I gesture at the valley and say, “This could be apocryphal but I think the reason this was called Surprise Pass is that this was where one of the emigrant trails came through and I guess at some point a group of settlers hunkered down to celebrate their successful passage west, and they were attacked by Indians. I think that was the surprise.”

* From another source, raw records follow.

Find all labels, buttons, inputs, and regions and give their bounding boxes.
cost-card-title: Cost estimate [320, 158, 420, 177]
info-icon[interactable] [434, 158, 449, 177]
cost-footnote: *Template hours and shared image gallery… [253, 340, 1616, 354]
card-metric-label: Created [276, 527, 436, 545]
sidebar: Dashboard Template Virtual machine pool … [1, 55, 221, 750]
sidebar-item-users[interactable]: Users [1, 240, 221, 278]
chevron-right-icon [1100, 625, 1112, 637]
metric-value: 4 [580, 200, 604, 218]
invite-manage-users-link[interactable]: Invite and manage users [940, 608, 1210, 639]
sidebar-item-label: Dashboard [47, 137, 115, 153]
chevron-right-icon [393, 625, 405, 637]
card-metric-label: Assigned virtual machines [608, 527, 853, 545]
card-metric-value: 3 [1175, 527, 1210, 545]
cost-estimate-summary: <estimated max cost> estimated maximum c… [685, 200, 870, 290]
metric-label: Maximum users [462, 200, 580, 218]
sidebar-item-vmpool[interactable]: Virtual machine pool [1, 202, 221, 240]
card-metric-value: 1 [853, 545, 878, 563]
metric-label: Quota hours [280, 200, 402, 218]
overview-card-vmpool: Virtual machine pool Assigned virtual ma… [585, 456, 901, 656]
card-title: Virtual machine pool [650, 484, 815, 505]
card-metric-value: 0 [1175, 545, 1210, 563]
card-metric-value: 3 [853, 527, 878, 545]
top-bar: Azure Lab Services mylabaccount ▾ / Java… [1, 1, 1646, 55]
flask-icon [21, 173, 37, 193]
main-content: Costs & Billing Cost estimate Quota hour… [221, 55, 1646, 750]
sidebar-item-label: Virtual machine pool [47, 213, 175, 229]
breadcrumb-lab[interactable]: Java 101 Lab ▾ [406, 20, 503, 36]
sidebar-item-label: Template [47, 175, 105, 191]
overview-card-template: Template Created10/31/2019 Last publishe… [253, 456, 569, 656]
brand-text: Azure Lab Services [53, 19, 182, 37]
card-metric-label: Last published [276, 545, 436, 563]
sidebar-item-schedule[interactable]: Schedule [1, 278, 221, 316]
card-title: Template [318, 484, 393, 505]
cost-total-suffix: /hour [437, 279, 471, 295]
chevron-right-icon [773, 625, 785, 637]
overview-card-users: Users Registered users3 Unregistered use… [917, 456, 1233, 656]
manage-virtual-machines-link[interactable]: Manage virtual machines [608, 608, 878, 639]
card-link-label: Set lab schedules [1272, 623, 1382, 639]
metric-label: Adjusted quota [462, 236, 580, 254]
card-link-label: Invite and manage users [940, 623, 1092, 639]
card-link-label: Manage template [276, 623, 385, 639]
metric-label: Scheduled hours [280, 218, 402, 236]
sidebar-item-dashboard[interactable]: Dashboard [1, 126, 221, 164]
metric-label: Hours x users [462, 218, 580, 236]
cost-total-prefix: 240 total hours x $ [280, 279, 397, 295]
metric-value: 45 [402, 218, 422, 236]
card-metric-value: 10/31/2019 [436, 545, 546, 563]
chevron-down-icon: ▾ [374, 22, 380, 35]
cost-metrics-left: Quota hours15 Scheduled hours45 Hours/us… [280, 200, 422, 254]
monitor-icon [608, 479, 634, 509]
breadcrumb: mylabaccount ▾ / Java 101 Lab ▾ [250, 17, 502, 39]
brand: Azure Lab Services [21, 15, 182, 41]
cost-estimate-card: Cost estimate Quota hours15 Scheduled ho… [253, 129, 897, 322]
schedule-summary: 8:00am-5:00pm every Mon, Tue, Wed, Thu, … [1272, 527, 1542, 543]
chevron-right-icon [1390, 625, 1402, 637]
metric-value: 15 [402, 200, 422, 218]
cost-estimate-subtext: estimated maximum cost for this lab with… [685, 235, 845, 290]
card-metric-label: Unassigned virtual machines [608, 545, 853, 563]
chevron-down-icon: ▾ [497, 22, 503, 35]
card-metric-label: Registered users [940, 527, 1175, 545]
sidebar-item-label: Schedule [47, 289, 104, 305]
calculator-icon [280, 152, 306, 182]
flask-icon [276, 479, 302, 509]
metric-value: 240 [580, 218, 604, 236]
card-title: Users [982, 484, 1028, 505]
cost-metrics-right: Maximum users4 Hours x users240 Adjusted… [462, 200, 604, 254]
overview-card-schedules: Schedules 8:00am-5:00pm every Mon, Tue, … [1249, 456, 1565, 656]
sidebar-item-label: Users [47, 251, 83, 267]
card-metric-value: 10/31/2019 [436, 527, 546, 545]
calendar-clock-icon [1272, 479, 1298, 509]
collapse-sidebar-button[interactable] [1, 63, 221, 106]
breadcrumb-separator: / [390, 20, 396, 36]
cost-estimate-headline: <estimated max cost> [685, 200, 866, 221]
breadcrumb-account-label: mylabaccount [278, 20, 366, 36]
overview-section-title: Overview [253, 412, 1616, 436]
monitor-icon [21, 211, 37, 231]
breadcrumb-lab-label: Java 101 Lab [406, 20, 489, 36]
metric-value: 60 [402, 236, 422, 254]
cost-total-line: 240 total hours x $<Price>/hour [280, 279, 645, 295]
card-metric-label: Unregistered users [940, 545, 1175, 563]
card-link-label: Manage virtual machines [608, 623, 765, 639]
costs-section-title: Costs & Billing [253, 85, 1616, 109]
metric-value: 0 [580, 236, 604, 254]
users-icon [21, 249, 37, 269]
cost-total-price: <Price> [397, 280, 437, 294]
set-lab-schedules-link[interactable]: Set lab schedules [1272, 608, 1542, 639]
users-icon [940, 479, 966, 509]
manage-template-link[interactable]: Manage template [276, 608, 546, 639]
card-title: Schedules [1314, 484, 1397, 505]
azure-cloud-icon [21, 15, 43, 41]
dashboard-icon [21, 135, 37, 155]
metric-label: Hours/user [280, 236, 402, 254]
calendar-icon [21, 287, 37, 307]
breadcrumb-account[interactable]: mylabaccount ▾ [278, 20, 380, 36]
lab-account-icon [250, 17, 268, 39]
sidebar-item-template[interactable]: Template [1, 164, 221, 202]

“That’s cute,” says Alice and it makes me laugh.

“Or maybe the surprise is how underwhelmed they were,” I say. “Maybe the surprise is that you make it over a huge mountain pass and see the massive desolate plain you’ve still got to cross.” “Surprise!” Alice says, spreading out her hands.

“Cholera!” I laugh frankly and I feel how long it has been since someone other than Honey made me laugh. But the valley is a balm after the ravages of town, a vast open view of soft-looking green grasses, the yellow sweep of hills moving up into low forested peaks at the basin’s far reach. It’s not verdant, not gentle, but it looks pretty good.

“When did your people come here?” she asks.

“Eighteen eighties, I think. They had a pretty good run.”

“But you never lived up here?”

“My dad was in the foreign service, did I tell you that?” She doesn’t say anything. “We always lived in cities. I had a crazy thought maybe we could stay up here for a while but I just can’t. The largest group of people I’ve even seen since I’ve been here is the damn State of Jeffersoners,” I say. “And they’re literally separatists. Not to mention my husband could never stand it assuming he ever gets back here.” I fold a piece of salami into my mouth. Honey who has been on my lap starts squirming and I set her on the bench next to me.